Walker Percy’s “The Loss of the Creature” is a work to be read ? and read again. He questions language and understanding or belief. He writes “piling example upon example” (qtd. in Percy 462). He speaks of the rare sovereign knower and the unique sovereign experience. One will never fully recover an entity into the understanding of the primary founder’s, as try he might. There will only be one sovereign experience. There are many opportunities for one to view the Grand Canyon.
The common tourist takes the packaged tour. He sees the canyon the way his travel agent intended. He takes pictures and “measures his satisfaction by the degree to which the canyon conforms to the preformed complex” (qtd. in Percy 463). This simply means he is pleased with his experience, feeling he has not been cheated by the packaged tour. Like the tourist visiting the Grand Canyon, the common reader merely reads the text, however, the spaces between the lines are left unexplored.
The common reader might read “The Loss of the Creature,” not comprehend Percy’s concepts and dismiss the text comparable to the tourist visiting the canyon, ignoring all of the history, beauty and mystique that has formed this national treasure into the preformed concept that civilization knows it as today. One who reads as a common reader would find that Walker Percy’s “The Loss of the Creature” is a collection of asinine statements laid upon one another generating chaos in their minds, and nothing more. In contrast to the tourist, the sovereign knower opts not to take the packaged tour.
He is the one hoping to see the Grand Canyon as Garcia Lopez de Cardenas saw the Grand Canyon the first time, therefore creating a sovereign experience. To do this he must “avoid the approved confrontation of the tour and Park Service” (qtd. in Percy 464). One way the tourist can create a sovereign experience, hence becoming a sovereign knower is by a dialectical movement. The dialectical movement brings one back to the beaten track, but at a level above it. By standing behind the other tourists, he “sees the canyon through them and their predicament, their picture taking and busy disregard.

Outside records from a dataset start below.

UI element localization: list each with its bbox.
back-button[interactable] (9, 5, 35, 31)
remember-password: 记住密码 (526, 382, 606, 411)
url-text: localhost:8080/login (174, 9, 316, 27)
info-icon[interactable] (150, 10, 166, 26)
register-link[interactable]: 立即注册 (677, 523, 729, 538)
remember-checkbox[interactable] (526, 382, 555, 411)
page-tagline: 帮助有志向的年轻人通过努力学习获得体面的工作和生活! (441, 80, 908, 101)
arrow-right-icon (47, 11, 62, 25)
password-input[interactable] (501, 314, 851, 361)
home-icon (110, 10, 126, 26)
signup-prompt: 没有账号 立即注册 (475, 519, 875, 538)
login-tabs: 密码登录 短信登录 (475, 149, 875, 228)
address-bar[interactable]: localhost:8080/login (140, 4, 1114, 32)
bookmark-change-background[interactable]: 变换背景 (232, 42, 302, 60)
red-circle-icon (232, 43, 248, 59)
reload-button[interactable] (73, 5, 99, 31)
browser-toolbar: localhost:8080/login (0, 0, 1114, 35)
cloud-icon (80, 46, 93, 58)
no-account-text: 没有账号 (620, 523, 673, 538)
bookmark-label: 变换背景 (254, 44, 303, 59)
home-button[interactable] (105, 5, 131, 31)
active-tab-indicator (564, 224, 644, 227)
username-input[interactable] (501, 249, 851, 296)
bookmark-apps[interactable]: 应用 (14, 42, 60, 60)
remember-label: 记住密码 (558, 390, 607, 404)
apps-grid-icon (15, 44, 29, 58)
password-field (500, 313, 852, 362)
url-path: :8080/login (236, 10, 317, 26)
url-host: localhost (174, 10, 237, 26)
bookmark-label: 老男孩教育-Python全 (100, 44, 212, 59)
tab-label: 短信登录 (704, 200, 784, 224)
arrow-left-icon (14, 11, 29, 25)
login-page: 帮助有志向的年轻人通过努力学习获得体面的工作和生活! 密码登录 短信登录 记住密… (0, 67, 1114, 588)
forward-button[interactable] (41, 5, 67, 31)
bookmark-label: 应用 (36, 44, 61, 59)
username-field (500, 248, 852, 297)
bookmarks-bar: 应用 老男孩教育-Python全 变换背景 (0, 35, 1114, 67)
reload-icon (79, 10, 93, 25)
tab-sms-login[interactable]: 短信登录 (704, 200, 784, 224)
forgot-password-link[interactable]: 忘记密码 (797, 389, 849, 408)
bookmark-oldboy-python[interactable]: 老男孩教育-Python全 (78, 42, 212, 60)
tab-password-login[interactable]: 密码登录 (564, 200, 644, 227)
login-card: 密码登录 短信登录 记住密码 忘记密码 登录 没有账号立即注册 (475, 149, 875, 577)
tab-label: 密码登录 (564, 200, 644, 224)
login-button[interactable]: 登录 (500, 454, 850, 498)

In a sense, he exploits his fellow tourists; he stands on their shoulders to see the canyon” (qtd. in Percy 464). He is a level above, yet he can view the canyon with the others. He must avoid the commonplace of all tourists and explore the canyon on his own. He searches for “it,” for the first time, for discovery, and for the sovereign experience. He who reads Walker Percy as a complex reader sees everything differently, as the sovereign knower sees the canyon differently. The complex reader tries to understand Percy.
He sees the monotonous examples and tries to make sense of them. He ponders “it”, the sovereign experience and the dialectical movement. The complex reader compares and applies Percy’s manner to his own experiences. He is the sovereign knower: a level above the common reader, yet he reads the same text, understands it, and uses it to his advantage. As the tourist compares to the sovereign knower, the common and complex readers compare. Bothe sightseers visit the same canyon and both readers read “The Loss of the Creature” by Walker Percy, however, their strategies clearly differ.
Per say, neither the common reader nor the complex reader are better. The common reader has a preformed symbolic complex of the text where as the complex reader has none. Ignorance is bliss. Had the tourist known of the sovereign experience, his own visit might not have been as successful, and had the common reader tried to understand the text ignoring his own preformed symbolic complex of “hard words” and “nonsense” he might have understood Percy and enjoyed it as a complex reader.
A sovereign experience is unique. It happens once, to one person, and can never be repeated exactly. Walker Percy was a man who had time to think, and even more importantly had time to record his thoughts. “The Loss of the Creature” truly causes one to think. The choice of reasoning or dismissing it entirely is the reader’s. Works Cited Percy, Walker. “The Loss of the Creature. ” Ways of Reasoning: An Anthology for Writers. Ed. David Bartholomae and Anthony Petrosky. New York: Bedford, 1990. 461-79.